By Paul Tate and Hugh Naylor
AMMAN — Iraqis and Jordanians expressed differing views yesterday over the death sentence against former president Saddam Hussein, with some describing the verdict as a victory for justice while others claimed it to be politically motivated.
“I am not happy or sad about the verdict. But he deserves to die. His policies caused a lot of harm and suffering to Iraqis,” said Fatima Salim, 31, a Shiite who fled to Jordan six months ago after her uncle was kidnapped by sectarian militias and presumed killed.
A court in Baghdad yesterday sentenced Saddam to death by hanging over the murder of more than 148 Shiite Muslims in reprisal for a 1982 assassination attempt on the Iraqi leader in the town of Dujail.
Saddam’s half-brother and former intelligence chief Barzan Ibrahim and Awad Hamed Al Bandar, head of the former revolutionary court, were also sentenced to hang, while former Iraqi vice president Taha Yassin Ramadan was sentenced to life in prison.
Salim, one of up to 800,000 Iraqis who have sought refuge in Jordan since the US-led invasion of March 2003, said, however, that the trial was politically motivated to coincide with Tuesday’s US congressional elections.
“It’s political that’s why the court issued the verdict at this time, but I still believe he deserved the death penalty.”
Talal Said, a Sunni from Iraq’s Diyala Governorate, agreed that Saddam warranted capital punishment for the crimes he committed against his own people and also for his wars against Iran and Kuwait.
“He conducted genocide and gassed his own people. No one can deny he was a brutal dictator,” said Said, who claimed to have fled persecution at the hands of the Baathist regime in 2001 before seeking refuge in Jordan.
He said although the verdict may cause a spike in violence in Sunni strongholds throughout the Anbar Province, it was the right decision as Saddam had betrayed the Iraqi nation.
“He [Saddam] fled his people when the Americans invaded. He abandoned them, which means he should be put to death.”
However, Jordanian worshippers leaving a west Amman mosque vented their anger yesterday at the court’s decision, arguing that Saddam was innocent of the charges and had been subjected to degrading treatment while in US custody.
“Who was responsible for Abu Ghraib? They [the United States] should be found guilty,” said civil engineer Mohammad Abu Ayyoub, adding that Saddam was forced to wash his own clothes and deprived of basic necessities.
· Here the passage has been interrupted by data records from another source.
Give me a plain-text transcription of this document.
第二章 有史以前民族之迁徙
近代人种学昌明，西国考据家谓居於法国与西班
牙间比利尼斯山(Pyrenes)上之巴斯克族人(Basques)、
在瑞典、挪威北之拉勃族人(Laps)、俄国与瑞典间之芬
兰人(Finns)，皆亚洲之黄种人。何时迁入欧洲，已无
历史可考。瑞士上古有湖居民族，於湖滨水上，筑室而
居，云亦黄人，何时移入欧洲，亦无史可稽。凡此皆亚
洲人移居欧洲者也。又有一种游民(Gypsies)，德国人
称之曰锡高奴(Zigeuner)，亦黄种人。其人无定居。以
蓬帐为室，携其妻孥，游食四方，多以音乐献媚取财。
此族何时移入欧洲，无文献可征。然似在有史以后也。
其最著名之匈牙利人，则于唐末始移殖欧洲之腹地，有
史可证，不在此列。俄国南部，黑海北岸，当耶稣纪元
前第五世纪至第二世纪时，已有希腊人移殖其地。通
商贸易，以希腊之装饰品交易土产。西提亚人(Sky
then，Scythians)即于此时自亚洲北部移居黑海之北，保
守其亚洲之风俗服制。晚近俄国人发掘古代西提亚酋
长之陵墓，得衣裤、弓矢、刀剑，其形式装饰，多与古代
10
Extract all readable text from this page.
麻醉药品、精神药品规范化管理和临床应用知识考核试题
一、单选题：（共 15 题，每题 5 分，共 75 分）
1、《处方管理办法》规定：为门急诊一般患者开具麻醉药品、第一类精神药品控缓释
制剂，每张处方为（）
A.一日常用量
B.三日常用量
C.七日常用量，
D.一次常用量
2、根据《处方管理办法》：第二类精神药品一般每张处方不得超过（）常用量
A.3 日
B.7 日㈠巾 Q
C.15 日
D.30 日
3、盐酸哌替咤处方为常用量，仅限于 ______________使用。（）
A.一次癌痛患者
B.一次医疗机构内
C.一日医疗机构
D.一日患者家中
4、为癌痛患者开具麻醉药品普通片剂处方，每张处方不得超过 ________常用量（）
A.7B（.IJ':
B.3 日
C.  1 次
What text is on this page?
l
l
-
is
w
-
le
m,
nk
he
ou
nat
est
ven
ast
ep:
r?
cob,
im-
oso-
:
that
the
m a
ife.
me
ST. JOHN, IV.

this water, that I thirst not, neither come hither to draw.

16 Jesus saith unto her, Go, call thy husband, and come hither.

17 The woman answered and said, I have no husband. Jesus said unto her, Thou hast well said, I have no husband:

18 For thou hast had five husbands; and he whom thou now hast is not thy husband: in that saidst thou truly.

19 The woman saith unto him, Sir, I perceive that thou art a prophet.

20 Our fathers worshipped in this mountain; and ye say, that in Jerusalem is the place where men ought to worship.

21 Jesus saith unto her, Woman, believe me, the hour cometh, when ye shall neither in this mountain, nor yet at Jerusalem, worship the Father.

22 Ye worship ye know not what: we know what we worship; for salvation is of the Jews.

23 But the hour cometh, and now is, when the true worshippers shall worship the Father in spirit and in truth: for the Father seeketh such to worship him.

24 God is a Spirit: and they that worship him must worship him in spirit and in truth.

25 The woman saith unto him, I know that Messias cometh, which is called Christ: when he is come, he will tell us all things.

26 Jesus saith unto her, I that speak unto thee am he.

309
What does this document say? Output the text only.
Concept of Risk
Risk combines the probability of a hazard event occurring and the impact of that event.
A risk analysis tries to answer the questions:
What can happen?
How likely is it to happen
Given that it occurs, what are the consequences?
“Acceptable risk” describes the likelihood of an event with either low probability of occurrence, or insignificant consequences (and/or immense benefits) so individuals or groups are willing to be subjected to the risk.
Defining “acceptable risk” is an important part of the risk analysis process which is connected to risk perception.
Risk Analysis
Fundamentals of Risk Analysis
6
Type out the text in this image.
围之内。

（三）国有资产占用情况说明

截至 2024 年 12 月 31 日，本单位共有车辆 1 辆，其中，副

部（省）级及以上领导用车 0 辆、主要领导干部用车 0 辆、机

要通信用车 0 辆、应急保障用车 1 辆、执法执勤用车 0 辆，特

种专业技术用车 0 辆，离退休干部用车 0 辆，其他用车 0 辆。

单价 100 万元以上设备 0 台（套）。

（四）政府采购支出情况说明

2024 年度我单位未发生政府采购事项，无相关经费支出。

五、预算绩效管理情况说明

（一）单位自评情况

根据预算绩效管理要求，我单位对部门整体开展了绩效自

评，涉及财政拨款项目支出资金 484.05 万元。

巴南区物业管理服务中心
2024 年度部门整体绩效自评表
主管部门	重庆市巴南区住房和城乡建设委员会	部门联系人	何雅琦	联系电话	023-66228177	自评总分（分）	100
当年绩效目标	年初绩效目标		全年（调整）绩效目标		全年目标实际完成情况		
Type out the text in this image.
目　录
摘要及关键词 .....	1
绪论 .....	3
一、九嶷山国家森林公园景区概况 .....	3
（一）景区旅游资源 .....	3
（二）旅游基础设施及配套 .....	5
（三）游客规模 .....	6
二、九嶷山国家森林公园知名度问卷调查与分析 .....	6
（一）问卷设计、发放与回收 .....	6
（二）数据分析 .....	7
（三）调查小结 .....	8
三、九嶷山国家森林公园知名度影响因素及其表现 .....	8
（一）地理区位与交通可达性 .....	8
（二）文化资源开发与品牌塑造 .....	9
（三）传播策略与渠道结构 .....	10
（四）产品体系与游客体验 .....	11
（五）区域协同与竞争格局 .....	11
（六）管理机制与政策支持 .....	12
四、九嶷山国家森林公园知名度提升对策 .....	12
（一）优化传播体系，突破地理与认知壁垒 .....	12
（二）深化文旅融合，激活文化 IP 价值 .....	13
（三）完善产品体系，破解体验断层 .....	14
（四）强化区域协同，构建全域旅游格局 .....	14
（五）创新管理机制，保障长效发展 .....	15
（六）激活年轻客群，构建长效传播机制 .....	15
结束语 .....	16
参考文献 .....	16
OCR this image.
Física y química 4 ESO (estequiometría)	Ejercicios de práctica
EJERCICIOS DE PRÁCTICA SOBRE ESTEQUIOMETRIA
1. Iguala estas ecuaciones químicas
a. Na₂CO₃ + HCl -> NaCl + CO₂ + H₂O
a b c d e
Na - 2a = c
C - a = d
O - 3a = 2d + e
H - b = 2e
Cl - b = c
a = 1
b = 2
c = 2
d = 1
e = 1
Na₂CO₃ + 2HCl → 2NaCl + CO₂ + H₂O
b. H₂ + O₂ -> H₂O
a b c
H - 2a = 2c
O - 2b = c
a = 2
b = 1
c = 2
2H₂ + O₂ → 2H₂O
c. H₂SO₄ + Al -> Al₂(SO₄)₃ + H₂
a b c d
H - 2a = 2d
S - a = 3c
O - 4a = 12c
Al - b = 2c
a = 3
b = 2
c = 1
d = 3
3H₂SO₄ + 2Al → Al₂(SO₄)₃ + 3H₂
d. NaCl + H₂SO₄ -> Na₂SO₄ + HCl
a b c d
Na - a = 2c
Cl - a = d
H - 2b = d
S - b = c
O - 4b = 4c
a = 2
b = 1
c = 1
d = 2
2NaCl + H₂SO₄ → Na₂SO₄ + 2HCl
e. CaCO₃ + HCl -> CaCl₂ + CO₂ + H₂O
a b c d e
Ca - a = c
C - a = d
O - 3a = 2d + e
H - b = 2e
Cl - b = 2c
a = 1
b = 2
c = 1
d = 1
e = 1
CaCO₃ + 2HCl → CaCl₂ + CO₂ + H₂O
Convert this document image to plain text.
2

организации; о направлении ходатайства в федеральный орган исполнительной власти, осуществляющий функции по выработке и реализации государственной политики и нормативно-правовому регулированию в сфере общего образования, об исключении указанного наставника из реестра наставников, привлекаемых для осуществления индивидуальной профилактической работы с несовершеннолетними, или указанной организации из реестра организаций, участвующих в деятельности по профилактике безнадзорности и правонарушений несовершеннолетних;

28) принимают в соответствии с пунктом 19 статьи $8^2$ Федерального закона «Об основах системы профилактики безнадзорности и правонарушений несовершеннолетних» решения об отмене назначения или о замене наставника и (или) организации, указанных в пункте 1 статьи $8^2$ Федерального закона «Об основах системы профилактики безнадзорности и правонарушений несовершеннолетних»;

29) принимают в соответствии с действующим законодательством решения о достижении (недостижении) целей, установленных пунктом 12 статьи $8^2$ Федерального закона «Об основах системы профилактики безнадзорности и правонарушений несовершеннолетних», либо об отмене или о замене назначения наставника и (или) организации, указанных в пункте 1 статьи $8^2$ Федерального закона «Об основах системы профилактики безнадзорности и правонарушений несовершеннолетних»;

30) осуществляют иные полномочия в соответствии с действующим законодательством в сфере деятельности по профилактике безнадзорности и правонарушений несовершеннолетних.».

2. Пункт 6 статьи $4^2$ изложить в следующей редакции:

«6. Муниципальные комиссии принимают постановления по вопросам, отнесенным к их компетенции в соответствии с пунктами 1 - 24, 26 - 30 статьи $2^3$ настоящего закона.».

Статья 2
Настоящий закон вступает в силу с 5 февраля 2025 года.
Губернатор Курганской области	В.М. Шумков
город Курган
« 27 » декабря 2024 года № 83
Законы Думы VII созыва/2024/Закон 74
When asked about the former president’s killing of Shiite villagers in Dujail and the alleged gassing of Kurds in Halabja in the late 1980s, Abu Ayyoub shrugged his shoulders and declined to comment.
Standing in front of the mosque’s entrance, fruit vendor Kamal Abdullah waved his fists defiantly in the air in a display of open support for the former Iraqi leader.
“Saddam was good, Saddam was good. He was like my brother. He was good,” he shouted, as his younger brother stood by his side nodding in agreement.
Rawia Shammaf, who arrived here from Iraq seven years ago and works as a technician at an eye clinic in Tlaa Al Ali, said she opposed the death sentence but her thoughts were focussed on her family back home in the Dora District of Baghdad.
“He was our president for many years. But I guess the new government knows more than me, so they know what to do with him,” she said.
“Everything is different since the Americans came. At the beginning people were happy Saddam was gone. But things are different now,” she said in reference to the increasing sectarian violence that is plaguing parts of the country.
“I worry about my family everyday, they can’t even leave their houses now… I feel bad for all of the Iraqi people. We have enough killing in Iraq already.”
Political Analyst Mohammad Masri, from the University of Jordan’s Centre for Strategic Studies, said the verdict would have a negligible affect on the level of violence in the neighbouring country.
“After the verdict, some people will no doubt get emotional and hold demonstrations but immediate reactions to the verdict will cease in the coming days and it will not affect the nature of the conflict,” said Masri.
The researcher noted that many of Iraq’s insurgent groups, such as Al Qaeda and the Islamic Army of Iraq, were never supporters of Saddam, while former Baath Party members have sought to distance themselves from the deposed leader.
“The internal dynamics of the conflict will be the decisive factors: Which are the occupation and the general polarisation of Iraqi society.”